MR. GREGORY:  Now, you have called that reconciliation process...


MR. GREGORY:  ...unworkable.  Why do you believe that?

MR. KARZAI:  No.  I, I didn't call the reconciliation process unworkable. And by the way, I agree with President Obama's description of the elements of peacemaking with the Taliban.  Those Taliban who have been driven out of the country by fear or coercion or intimidation by our forces or the international forces, or by whatever other circumstances that they've found themselves compelled to leave the country and take guns against us are the ones that we want to reconcile with.  They are the sons of the soil, they must return.  To be very precise, those of the Taliban who are part of al-Qaeda or other terrorist networks, or those who are in the grip of, you know, intelligence services must not and cannot come to Afghanistan because they will continue to bring violence and destruction and, and, and damage to Afghanistan.  But those who have been driven out of fear or the other circumstances that I described earlier are welcome.  They're the sons of our soil, they're from our country and we want to reconcile with them.  And that's what President Obama was referring to.  What I was objecting to was the international forces directly engaging at local level with the Taliban commanders for reconciliation.  That is the job of the Afghan government.

MR. GREGORY:  Speaking about the Taliban and the defeat of the Taliban and al-Qaeda generally, do you have more confidence today in Pakistan's commitment to fighting and defeating the Taliban than you did under General Musharraf?

MR. KARZAI:  Definitely more, yes.  Definitely there is a recognition the Pakistani leadership and the democratically-elected leadership.  They see very much the same way things that, that, that--as we see; therefore, we have a lot more confidence there.  We had a very good meeting in Washington.  I hope that this will be taken into further steps, meaning implementation on the ground. I'm a lot more confident and a lot more hopeful.

MR. GREGORY:  You are running for re-election, and as you campaign you've had some pretty pointed messages.  You're critical of the United States for civilian casualties as a result of U.S. air raids.  You also were at a rally recently during which you were very clear and you said, "Look, I have made certain demands of the Americans, and if they do not provide additional aircraft, for instance, I'll go somewhere else and I'll get it." You appeared to threaten the administration, and I wonder whether your core political message is an anti-American message.

MR. KARZAI:  It is not.  It is very much a pro-American message.  So the Afghans do want this relationship with America to continue, but of course Afghanistan has a character of its own and an interest of its own and a demand upon our allies as well.  We are, we are your front line in the war on terrorism.  The Afghan people have given everything on a daily basis in the war on terrorism.  We have our police dying every day, at least five, six of them.  Our security forces...(unintelligible)...people.  Our villages are not where the terrorists are.  And that's what we kept telling the U.S. administration, that the war on terrorism is not in the Afghan villages, not in the Afghan homes.  Respect that.  Civilian casualties are undermining support in the Afghan people for the war on terrorism and for the, the, the relations with America.  How can you expect a people who keep losing their children to remain friendly?

MR. GREGORY:  And yet...

MR. KARZAI:  And, and, and that's a moral question as well.  We have to be morally on a much higher platform in our force to win the war on terrorism.

MR. GREGORY:  And do you worry, do you worry that the U.S. has not met that standard?

MR. KARZAI:  The U.S. has...

MR. GREGORY:  Have they not met their own moral standard?

MR. KARZAI:  The U.S., the U.S., the U.S. has not met that standard in Afghanistan.  The United States must stand on a much higher moral platform in order for us together to win this war.

MR. GREGORY:  Let me be clear about what you are saying.  Are you suggesting that the United States is waging an immoral war in Afghanistan?

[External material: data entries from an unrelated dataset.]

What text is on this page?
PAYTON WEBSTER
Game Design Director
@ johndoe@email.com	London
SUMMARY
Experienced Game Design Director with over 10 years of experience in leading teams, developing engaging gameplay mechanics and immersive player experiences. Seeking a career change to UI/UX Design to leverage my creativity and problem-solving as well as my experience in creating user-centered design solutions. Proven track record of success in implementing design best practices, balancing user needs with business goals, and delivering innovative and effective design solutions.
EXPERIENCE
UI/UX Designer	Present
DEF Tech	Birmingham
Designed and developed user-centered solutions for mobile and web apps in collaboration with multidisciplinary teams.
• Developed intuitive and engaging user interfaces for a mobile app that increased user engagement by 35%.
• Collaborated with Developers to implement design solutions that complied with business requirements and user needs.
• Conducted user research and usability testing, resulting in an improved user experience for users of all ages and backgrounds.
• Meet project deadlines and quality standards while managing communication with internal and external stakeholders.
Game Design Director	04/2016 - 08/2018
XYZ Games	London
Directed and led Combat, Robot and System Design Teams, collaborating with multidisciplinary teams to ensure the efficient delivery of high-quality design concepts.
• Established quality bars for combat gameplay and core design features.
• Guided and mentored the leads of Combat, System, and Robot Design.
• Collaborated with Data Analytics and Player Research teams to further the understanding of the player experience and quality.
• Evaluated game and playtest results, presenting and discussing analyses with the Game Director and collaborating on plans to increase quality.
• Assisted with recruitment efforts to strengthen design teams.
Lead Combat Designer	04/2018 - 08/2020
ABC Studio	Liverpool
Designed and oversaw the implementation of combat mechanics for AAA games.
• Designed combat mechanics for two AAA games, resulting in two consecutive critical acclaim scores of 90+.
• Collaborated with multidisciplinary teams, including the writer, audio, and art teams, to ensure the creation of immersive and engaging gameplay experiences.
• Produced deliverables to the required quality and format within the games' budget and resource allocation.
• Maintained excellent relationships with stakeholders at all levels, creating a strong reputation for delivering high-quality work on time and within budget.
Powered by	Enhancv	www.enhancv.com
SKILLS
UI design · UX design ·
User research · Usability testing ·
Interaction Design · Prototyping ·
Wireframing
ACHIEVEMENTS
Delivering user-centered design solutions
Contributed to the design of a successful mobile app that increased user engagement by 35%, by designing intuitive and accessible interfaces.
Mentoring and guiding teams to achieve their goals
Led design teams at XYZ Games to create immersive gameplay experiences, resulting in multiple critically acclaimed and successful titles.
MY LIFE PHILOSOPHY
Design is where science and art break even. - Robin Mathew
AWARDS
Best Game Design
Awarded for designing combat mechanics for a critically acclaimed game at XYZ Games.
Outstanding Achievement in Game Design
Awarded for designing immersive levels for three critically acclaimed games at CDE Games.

MR. KARZAI:  No.  No.  It's not immoral war, it's the standard of morality that we are seeking which is also one that is being desired and spoken about in America.  In other words, are we the same as the terrorists, are we the same as the bad guys, or are we standing on a much higher moral, moral platform?  Are we better human beings or not?  We must definitely be better human beings in order for us to tell the people that, "Look, those guys are wrong and we are better." And we must show that in our practice, and that practice should be extreme care for civilians and their children and their homes and, and, for the civilians to see us completely distinct and separate from the terrorists.  So we have to be better.  My moral, moral platform has to be a lot higher, a lot more distinct and likeable than the terrorists and the bad guys.  That's what separates us.  Otherwise there'll be no difference, so why should the people care about us or--and not care about them?  Do you get my point?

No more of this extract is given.